There were 5 doll heads that we found semi-buried in the sand. A really peculiar thing; we had all sorts of theories for how they could have gotten there. I got one of my favorite shots that day. The three days between the 30th and the 1st February were a rollercoaster of greatness. We shared some moments of vulnerability and a kind of intimacy as we talked about issues that most affected us as vaginal bodies. We cried, and laughed and shared poetry that we were requested to write every day. The breakfast table was usually the starting point for these engagements. On the Wednesday, some of us shared a piece of writing that we had either done in the past or the day before. Tears were shed. Weights were lifted. I was so grateful to be there. As the day unraveled it got a bit overwhelming.
That night I slept with the words ‘you have to move faster!’ ringing in my head. Muholi pushed us throughout the workshop to value our work by actually putting in work. They complained a lot about the slowness of our country… They were right, people here have close to no sense of urgency. Although I am not used to being in a cutthroat working space, I appreciated the way we were pushed, it was a great exercise on work ethic. I thought to myself ‘this is the stuff that makes people great, I am trying to be great.’
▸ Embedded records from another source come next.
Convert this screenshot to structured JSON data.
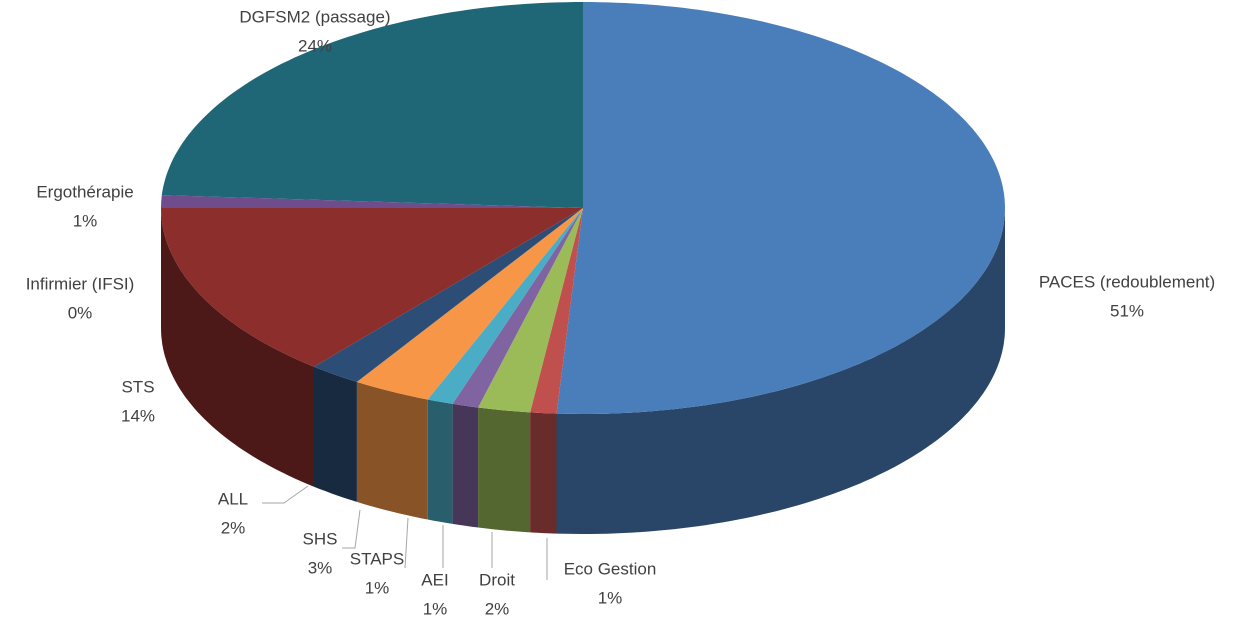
{
  "chart_data": {
    "type": "pie",
    "categories": [
      "PACES (redoublement)",
      "Eco Gestion",
      "Droit",
      "AEI",
      "STAPS",
      "SHS",
      "ALL",
      "STS",
      "Infirmier (IFSI)",
      "Ergothérapie",
      "DGFSM2 (passage)"
    ],
    "values": [
      51,
      1,
      2,
      1,
      1,
      3,
      2,
      14,
      0,
      1,
      24
    ],
    "value_labels": [
      "51%",
      "1%",
      "2%",
      "1%",
      "1%",
      "3%",
      "2%",
      "14%",
      "0%",
      "1%",
      "24%"
    ],
    "colors": [
      "#4a7ebb",
      "#c0504d",
      "#9bbb59",
      "#8064a2",
      "#4bacc6",
      "#f79646",
      "#2c4d75",
      "#8b2e2c",
      "#a9a9a9",
      "#6f4c8c",
      "#1f6677"
    ]
  }
}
The more pictures I took, the more I fell in love with the art of photography. At first I felt a little insecure about my work, a lot of people can attest to that. However I slowly started becoming comfortable behind the camera. I owe much of this to the support we got from the Inkanyiso facilitators. Lebo was especially active in helping everyone get the shots they wanted and so on. In addition to appreciating photography so much more, the space that the workshop created made it feel safe to be an artist, to dig deep within ourselves and produce words and pictures that were not just beautiful but also meaningful.
All the photo shoots we did from the assignments given to us, to trying to capture our concepts, the participants stuck together as a team. We complained as a collective, worked as a collective and celebrated together when someone took a good picture. On the last day of the workshop participants gave a presentation of their five best pictures. I complained all afternoon about how I had taken too many pictures to choose only five, but when time came to prepare for the presentation it was almost like the images chose themselves.
With each one of the pictures I remembered, who or what I was shooting, why I was shooting and where I was. I came out of that presentation feeling empowered. It felt like such a huge transformation from how I felt on Monday when we started. I remain so grateful for the opportunity, but above all else for the fact that I now feel free to create. I haven’t been able to put my camera down since the workshop ended.